I recently made 12g of white phosphorus from red P by sublimating it in a test tube.

The lowest 4 cm of the test tube were "bent" downwards in an angle of about 45° by softening with a propane torch and then bending it.
3g of red phosphorus were filled into the bottom of the modified test tube, it was closed with a one-hole cork stopper with a short length of glass pipe, the glass pipe was stuffed with glass wool.

The arrangement was held horizontally by a clamp on a stative, and the red P was strongly heated.
At first it caught fire, but this went out after a few seconds because the oxygen in the tube was consumed, so I had a nitrogen atmosphere in there.
In the straight portion, yellow translucent drops formed and ran down the tube and collected in a yellow puddle in the straight portion.
After all the red P was consumed, the tube was left to cool.
After it was at room temp, the cork stopper was removed and the long slab of white P was remover with a pincet.
This procedure was repeated several times.
The collected P was melted under a solution of K2Cr2O7 in dilute H2SO4 and stirred, it was divided into small droplets and then left to stand, it formed a single large drop which solidified.
It looks like solid honey or candle wax, yellow and a bit orange.
It smokes a bit when taken out of the water and glows in the dark.
(but not in my garage because it is too cold there!
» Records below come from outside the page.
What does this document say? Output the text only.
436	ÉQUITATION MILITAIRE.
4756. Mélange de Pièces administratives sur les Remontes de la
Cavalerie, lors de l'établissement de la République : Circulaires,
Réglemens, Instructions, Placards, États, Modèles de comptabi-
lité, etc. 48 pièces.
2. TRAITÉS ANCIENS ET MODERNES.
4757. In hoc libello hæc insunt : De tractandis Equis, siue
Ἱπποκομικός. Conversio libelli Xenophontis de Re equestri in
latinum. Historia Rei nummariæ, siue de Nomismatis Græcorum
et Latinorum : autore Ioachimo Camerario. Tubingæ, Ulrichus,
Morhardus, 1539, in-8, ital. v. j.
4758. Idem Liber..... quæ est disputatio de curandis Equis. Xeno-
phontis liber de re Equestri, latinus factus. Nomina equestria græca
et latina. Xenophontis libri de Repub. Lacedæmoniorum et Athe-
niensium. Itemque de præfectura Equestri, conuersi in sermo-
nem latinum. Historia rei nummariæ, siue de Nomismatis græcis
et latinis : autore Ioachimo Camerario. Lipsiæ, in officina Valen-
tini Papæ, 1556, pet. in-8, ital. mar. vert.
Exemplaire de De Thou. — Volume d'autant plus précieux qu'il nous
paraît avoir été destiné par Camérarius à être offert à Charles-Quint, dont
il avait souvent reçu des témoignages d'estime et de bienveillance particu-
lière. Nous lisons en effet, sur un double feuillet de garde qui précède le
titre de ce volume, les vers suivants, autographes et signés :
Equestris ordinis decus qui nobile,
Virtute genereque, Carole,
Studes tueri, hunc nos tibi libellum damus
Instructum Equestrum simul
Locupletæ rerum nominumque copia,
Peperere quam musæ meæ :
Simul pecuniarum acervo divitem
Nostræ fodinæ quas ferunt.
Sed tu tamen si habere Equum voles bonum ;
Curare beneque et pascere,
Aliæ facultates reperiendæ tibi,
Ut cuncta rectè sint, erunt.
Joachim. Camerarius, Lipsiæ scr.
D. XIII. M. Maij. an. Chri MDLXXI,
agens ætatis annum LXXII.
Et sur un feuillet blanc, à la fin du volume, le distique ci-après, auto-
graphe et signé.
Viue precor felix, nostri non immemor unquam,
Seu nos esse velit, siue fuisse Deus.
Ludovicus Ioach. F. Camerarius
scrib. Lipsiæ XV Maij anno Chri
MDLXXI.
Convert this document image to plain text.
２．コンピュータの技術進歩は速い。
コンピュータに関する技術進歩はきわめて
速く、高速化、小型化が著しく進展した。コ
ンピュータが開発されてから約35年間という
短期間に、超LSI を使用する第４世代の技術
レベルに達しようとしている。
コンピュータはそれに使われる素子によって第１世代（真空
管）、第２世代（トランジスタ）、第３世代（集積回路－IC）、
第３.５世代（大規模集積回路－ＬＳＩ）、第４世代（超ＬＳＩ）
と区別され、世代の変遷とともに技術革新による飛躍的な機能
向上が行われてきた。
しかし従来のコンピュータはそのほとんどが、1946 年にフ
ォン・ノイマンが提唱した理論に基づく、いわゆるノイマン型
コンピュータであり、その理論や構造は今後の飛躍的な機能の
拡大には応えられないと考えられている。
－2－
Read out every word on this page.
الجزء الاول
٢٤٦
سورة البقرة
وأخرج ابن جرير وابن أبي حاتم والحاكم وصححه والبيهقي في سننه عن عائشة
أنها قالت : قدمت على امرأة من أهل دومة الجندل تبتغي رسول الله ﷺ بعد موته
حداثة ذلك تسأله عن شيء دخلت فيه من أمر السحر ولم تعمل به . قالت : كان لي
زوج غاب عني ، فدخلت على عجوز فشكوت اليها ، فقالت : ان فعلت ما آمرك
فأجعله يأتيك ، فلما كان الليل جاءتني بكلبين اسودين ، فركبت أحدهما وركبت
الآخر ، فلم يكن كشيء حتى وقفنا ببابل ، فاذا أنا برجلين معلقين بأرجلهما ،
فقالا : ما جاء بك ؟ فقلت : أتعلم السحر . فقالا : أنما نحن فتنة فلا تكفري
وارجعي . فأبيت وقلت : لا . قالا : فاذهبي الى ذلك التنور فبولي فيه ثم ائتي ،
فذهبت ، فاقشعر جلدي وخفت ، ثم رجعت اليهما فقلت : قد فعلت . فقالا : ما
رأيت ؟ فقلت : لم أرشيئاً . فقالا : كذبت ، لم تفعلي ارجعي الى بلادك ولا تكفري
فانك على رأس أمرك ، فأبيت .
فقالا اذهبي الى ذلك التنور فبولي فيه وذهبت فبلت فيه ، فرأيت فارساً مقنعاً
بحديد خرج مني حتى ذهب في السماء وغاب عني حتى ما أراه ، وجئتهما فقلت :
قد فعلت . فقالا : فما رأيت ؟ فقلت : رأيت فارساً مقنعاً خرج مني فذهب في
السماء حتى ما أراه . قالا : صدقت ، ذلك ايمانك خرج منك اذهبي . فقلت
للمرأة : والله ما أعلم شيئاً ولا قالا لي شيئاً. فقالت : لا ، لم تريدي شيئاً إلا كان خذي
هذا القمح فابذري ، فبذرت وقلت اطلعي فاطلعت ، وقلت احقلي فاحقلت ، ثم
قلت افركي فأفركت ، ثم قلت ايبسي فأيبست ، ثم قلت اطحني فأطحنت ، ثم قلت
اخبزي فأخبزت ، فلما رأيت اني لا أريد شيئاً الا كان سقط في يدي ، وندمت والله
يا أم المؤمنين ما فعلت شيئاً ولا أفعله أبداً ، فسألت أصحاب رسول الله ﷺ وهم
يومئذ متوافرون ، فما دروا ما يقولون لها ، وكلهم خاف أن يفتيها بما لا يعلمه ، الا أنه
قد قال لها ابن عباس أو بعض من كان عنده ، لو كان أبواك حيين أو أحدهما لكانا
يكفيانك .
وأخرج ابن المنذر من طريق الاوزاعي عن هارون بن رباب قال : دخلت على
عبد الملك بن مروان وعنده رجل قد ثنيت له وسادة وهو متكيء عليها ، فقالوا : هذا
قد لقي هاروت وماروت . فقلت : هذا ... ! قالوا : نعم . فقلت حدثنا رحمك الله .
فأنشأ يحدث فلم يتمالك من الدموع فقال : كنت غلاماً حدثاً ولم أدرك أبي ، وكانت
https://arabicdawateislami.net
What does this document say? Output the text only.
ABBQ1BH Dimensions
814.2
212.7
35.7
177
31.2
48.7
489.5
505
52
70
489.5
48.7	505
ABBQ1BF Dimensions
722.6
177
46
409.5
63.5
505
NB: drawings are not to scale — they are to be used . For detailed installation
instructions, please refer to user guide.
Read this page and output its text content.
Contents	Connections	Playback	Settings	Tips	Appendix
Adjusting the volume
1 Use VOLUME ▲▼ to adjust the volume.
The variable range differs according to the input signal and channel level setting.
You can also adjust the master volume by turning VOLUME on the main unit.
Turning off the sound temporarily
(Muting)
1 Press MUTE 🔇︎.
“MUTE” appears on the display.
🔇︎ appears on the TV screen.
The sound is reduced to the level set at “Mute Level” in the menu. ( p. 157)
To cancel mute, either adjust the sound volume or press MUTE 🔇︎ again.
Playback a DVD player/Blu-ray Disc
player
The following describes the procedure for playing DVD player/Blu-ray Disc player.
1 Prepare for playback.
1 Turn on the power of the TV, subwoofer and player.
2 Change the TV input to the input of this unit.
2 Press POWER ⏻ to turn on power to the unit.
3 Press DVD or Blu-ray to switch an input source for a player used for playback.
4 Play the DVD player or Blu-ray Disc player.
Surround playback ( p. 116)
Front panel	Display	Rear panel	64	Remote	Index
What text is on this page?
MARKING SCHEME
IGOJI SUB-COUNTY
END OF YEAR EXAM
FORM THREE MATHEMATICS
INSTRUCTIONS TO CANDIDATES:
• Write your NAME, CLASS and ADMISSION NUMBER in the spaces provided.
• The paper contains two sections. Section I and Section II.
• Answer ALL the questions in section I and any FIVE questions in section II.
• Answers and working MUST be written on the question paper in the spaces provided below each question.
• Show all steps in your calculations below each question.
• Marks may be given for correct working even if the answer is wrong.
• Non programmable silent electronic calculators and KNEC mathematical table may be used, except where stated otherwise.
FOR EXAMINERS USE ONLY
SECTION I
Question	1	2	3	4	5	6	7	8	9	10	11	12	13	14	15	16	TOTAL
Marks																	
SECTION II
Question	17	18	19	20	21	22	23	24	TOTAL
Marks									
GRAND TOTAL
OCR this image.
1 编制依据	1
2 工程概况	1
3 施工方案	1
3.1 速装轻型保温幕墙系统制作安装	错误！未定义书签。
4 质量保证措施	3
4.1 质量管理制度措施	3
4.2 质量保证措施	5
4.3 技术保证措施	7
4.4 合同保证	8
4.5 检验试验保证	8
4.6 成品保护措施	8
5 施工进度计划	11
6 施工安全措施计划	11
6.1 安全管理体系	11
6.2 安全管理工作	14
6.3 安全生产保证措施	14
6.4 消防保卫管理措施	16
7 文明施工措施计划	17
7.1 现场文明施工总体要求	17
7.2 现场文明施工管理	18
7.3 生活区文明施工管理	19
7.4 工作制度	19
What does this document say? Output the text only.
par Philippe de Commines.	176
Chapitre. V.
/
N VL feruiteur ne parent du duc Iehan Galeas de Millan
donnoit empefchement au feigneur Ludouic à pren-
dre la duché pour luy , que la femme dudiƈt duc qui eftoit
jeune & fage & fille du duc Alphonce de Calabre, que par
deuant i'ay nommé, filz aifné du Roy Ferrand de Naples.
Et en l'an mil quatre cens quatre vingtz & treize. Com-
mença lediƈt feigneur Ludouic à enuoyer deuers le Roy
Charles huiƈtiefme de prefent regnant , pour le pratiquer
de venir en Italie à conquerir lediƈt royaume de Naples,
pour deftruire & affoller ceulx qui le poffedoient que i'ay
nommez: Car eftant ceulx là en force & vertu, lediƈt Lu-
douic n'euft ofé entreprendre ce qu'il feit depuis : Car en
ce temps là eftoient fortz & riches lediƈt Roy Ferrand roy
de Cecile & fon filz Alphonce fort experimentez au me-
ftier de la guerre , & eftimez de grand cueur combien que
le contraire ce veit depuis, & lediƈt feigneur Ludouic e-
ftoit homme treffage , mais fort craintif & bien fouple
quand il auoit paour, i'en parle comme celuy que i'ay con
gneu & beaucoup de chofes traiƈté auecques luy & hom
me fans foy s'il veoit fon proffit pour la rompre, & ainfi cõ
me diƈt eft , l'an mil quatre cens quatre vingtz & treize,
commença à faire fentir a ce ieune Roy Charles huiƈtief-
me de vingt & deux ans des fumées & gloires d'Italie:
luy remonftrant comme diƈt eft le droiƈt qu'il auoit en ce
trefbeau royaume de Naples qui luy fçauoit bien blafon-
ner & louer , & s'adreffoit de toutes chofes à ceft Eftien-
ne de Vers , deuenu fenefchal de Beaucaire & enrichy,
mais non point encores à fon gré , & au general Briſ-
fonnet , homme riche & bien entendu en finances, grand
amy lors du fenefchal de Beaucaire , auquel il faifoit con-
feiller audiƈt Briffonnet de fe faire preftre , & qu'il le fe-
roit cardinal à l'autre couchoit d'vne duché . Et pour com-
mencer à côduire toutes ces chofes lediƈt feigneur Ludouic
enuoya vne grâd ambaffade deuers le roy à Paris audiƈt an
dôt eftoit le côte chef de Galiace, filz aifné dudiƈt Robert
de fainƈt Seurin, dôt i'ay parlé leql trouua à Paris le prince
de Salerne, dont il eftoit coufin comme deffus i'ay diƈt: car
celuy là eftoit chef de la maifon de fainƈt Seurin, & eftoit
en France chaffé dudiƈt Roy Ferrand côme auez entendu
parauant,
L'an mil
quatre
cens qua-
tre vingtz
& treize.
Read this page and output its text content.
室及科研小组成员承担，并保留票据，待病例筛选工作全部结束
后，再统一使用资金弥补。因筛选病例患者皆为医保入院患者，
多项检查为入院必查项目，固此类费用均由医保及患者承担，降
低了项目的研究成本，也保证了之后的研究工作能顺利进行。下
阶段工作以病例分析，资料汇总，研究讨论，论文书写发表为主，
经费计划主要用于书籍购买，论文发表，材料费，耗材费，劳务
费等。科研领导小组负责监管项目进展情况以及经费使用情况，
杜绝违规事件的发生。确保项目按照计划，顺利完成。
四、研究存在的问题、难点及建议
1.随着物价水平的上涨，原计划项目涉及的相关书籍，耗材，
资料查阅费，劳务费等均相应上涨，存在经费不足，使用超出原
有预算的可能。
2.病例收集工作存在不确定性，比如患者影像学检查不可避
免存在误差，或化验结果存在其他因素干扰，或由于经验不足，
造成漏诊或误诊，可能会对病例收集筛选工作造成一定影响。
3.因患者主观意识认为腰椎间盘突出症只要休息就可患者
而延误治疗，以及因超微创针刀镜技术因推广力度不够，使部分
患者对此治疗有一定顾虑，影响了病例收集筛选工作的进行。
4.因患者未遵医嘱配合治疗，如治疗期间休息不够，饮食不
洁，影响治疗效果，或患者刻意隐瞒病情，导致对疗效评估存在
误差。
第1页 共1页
It only begins to glow at about 15°C)

The test tube was decontaminated by boiling 70% nitric acid in it.
The pincet was heated in a flame until it glowed red.
The water under which the phosphorus was stored was mixed with copper sulphate soln, to deactivate the P particles by formation of copper phosphide.

The bichromate mixture, which contained a lot of finely divided white P, was first heated with Ethanol until it turned green, to reduce the hexavalent chromium.
There was, as expected, a strong smell of Acetaldehyde.
The green soln was then mixed with copper sulphate to deactivate the P particles.
I'm going to precipitate the chromium with Na2CO3 as the carbonate.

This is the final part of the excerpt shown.